Alistair hesitated only a moment longer. “Well, I was not surprised to discover that you weren’t dead.”

“Why was that?”

“Because,” Alistair said, and he held his gaze steady with David’s, “I’ve known since the morning that charred corpse was discovered it was not yours, and that somewhere, you were alive.”

“How could you have known that?” David demanded.

“Because I was the one who switched your body with that of the convict.

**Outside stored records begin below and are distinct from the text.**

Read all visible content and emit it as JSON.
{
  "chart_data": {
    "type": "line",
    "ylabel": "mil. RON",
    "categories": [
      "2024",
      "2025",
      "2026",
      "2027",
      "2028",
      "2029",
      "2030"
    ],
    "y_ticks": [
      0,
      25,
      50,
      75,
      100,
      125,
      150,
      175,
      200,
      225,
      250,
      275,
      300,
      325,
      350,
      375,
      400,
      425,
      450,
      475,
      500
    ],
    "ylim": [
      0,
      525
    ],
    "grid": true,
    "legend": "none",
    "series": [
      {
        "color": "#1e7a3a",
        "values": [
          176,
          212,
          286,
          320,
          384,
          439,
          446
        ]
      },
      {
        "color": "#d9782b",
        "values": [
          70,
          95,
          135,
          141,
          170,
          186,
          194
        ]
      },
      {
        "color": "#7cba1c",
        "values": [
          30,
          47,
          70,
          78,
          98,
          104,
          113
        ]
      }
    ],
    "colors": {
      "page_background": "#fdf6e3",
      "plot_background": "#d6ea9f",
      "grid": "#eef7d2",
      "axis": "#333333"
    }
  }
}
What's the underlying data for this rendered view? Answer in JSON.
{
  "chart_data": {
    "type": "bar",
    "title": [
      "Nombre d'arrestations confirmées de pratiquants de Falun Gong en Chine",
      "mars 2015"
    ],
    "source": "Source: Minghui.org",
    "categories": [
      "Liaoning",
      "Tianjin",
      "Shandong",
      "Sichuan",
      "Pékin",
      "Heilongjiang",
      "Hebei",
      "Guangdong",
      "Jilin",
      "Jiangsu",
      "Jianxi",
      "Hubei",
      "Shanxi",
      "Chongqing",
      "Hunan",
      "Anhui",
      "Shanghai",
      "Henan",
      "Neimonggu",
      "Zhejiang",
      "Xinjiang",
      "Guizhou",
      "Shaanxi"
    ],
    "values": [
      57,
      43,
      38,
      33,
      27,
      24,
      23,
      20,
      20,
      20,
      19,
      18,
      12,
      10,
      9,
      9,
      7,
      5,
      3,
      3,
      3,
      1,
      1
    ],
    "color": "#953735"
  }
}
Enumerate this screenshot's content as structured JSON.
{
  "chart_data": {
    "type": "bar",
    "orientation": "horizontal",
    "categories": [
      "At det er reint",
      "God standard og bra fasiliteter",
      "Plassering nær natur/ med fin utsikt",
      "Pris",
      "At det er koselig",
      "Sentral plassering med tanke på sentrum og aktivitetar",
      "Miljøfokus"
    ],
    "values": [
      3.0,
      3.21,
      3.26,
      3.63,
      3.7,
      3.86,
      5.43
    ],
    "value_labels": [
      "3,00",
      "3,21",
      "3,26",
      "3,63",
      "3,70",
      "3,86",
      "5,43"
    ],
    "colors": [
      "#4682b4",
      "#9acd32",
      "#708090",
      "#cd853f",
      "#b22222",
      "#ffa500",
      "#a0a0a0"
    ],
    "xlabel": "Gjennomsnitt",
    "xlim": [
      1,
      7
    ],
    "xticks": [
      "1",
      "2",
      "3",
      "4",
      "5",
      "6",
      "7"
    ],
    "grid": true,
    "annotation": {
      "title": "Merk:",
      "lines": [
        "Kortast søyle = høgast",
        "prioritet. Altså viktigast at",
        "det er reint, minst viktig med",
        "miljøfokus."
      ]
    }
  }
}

I was the one who carried Shawna from the stables before the flames could consume her, and I was the one who saw to it that the convict’s body was charred beyond recognition before placing it there beside her.

“And I was the one who made sure that the convict, Collum MacDonald, was buried in the crypt below, in a coffin bearing your name.”

CHAPTER 22

James McGregor sipped brandy, enjoying the comfort of the Queen Anne chair before the fire, his legs stretched out on the footstool before it. The flames warmed his face, and he offered Shawna a smile that managed to make his ugly little face somehow beautiful.

But though he’d accepted her invitation for a brandy, and though he sat so comfortably in the chair, he looked at her and said, “You know, Lady MacGinnis, I cannot tell you a thing. Not a single thing. It isn’t my place.”

Across from him, Shawna frowned. “Not even where he has had the wee lad taken?”

James leaned forward. “I swear, he’s quite safe—will that help you?”

“‘It will help. But what that tyrant has asked of you is quite cruel, you know.”

James smiled, swirling his brandy in his glass. “The lad is healthy, well-tended, and in fine health.”

“How do you know?”

He glanced at her, startled. “Why…I was a physician, my lady. In a different life. The lad is well, and your Sabrina willbe fine as well. I could have tended her tonight, but you wanted your friend here.”

“It was important to me. Edwina practices witchcraft, but she is not among these awful people. I know it.”

“So, it’s good that she came tonight,” he agreed and shrugged. “I met Laird Douglas upon a ship that was taking us both away for a lifetime of servitude. I only escaped my fate because of Laird Douglas, and therefore, though I do not consider him a tyrant, I do his bidding and gladly.”

“I don’t know where my child is, so his bidding is wrong,” Shawna said.

James leaned toward her, swirling his brandy, enjoying the amber color. “You cannot imagine how fine it seems to sit in comfort and drink something of such quality,” he told her, and smiled.

“You are paying me no heed, Mr. McGregor.”

“Ah, but I am. I have been quite anxious to meet you, of course. In the very first moment, when Laird Douglas awoke to find himself called a murderer, he thought that you had been killed. And I think that he would have torn out the throats of captain, mate, and crew—before dying himself, of course—if he had not quickly realized that you were alive and well—he was the dead man.”